“We had a huge turnout at our early voting party at the polls," she said. "Just that, to me, showed that people were interested in getting involved, people were excited about it."
Many UNC students interviewed by the DTH said they felt that receiving information about candidates and when and where to vote helped them feel comfortable participating in the election. Several said this past election and the activism they saw accompany it made them want to involved in the political process themselves.
Andrew Robinson, a first-year biology major, said he was planning to get involved in student activism. He said that to him, that means going out in the community and trying to better it.
“Last year, I was in high school, so not a lot of people could vote anyway, but I’ve definitely noticed a lot more people in college coming out and caring about it,” he said.
Killian said NCPIRG has found events that are centered around civic engagement, such as parties at the polls, increase youth turnout and involvement. When the organization had events surrounding voting, it seemed to engage students and helped spur an increase of engagement on UNC’s campus.
“We made a really conscious effort to have those events. That’s why we had things like our big National Voter Registration Day table or had two parties at the polls this year, instead of just one,” she said. “It’s something we saw working and wanted to do more of, so we brought that into our plan for the semester.”
The youth vote was a prominent issue during the 2018 midterm election season. According to Pew Research Center, Generation X, millennials and post-millennials make up the majority of the electorate in the United States.
The generational makeup of the electorate matters because generational differences in political preferences are now as wide as they have been in decades, according to Pew. Younger voters tend to lean liberal, while older generations tend to lean conservative, so as more younger voters begin to vote, their votes will impact which party has power.
In the current political climate, partisanship is more prominent than policy, and that showed in the motivations for voting in the 2018 midterm elections that Pew Research Center compiled.
Partisan loyalty and dislike of the opposing party and its candidates were major factors for voters’ choices in the midterms. Fewer voters cited policies as the main reason why they voted for Democratic or Republican candidates.
Lindsey Klaff, a sophomore business administration and global studies major, said the goal of student activism this semester was turning out to vote and not necessarily trying to sway students’ opinions.
“I saw a lot more mobilization of the vote," she said. "I saw a lot more student groups trying to get people to be aware of who the candidates were and getting people to know when and where they could vote."
Daniel Phipps, a senior biology major, said it seemed like a lot of people, both online and on campus, were encouraging young people to vote.
“It’s a great thing when students take politics into their own hands and get the voice of the young and educated out there," Phipps said. "It’s good for young people to be involved."

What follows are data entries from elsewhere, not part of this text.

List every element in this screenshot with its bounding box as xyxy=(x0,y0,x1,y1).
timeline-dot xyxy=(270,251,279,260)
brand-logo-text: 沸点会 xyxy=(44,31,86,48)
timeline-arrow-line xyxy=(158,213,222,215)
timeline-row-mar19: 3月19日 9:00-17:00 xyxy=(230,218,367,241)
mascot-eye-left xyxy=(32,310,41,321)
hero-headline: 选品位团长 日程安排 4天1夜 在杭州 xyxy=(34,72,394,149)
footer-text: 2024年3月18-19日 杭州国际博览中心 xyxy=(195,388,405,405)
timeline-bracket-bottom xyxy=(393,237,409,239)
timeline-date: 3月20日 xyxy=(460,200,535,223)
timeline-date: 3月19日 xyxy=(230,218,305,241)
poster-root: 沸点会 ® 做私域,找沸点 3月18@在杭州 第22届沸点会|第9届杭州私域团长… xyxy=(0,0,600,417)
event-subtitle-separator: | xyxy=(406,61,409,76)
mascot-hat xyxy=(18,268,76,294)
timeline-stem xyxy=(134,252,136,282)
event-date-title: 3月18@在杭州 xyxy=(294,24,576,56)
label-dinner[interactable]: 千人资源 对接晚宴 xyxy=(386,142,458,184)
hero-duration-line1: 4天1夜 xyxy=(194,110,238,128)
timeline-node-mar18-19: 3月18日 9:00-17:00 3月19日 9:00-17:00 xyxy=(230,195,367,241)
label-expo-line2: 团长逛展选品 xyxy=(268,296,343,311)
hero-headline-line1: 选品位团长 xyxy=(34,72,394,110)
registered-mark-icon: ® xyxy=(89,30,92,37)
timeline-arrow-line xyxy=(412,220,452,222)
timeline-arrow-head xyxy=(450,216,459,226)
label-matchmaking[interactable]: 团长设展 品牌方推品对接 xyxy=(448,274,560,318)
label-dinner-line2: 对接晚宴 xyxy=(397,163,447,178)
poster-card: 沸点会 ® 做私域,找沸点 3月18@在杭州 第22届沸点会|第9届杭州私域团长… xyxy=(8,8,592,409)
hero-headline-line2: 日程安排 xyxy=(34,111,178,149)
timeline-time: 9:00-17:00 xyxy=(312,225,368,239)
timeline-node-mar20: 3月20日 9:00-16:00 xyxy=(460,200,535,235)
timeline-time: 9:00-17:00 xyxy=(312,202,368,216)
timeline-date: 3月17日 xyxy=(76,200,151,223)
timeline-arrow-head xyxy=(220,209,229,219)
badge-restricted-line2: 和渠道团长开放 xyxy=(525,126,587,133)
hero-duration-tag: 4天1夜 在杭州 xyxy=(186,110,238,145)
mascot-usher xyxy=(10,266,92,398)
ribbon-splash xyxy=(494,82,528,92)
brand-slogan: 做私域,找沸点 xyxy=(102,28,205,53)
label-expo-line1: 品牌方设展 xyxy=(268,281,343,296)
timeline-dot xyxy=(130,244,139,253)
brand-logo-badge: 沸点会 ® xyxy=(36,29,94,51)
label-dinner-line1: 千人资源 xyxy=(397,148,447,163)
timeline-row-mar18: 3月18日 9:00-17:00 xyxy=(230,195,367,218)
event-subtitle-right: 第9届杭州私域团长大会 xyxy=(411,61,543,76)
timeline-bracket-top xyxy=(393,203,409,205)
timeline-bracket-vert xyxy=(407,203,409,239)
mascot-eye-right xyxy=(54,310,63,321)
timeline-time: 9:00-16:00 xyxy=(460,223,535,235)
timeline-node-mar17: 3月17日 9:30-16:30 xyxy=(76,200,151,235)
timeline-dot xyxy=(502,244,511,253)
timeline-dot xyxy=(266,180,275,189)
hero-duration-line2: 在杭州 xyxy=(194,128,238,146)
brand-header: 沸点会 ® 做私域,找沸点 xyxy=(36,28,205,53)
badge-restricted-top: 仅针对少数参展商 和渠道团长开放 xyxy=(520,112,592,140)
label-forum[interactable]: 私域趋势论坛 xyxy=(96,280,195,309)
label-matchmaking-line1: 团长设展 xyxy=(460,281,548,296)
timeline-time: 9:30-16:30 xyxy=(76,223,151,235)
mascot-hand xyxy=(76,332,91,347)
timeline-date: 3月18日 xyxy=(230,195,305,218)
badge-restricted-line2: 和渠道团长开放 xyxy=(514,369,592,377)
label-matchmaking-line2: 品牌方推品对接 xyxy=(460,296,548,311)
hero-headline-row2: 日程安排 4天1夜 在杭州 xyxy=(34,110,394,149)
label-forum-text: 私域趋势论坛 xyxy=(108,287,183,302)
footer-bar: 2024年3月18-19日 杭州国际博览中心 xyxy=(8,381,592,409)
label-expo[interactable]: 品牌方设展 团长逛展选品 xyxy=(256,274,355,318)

Killian said NCPIRG will continue to have parties at the polls and similar events to promote civic engagement on campus because they seem to be something that a lot of students connect with and something that gets young voters excited about political participation.
“Seeing increased voter turnout makes me really hopeful because we know that our democracy works best when everyone participates,” she said. “Seeing such a monumental increase in youth voter turnout makes me hopeful that we can see an increase in people being civically engaged, politically active and really plugged in to things that are going on that are important.”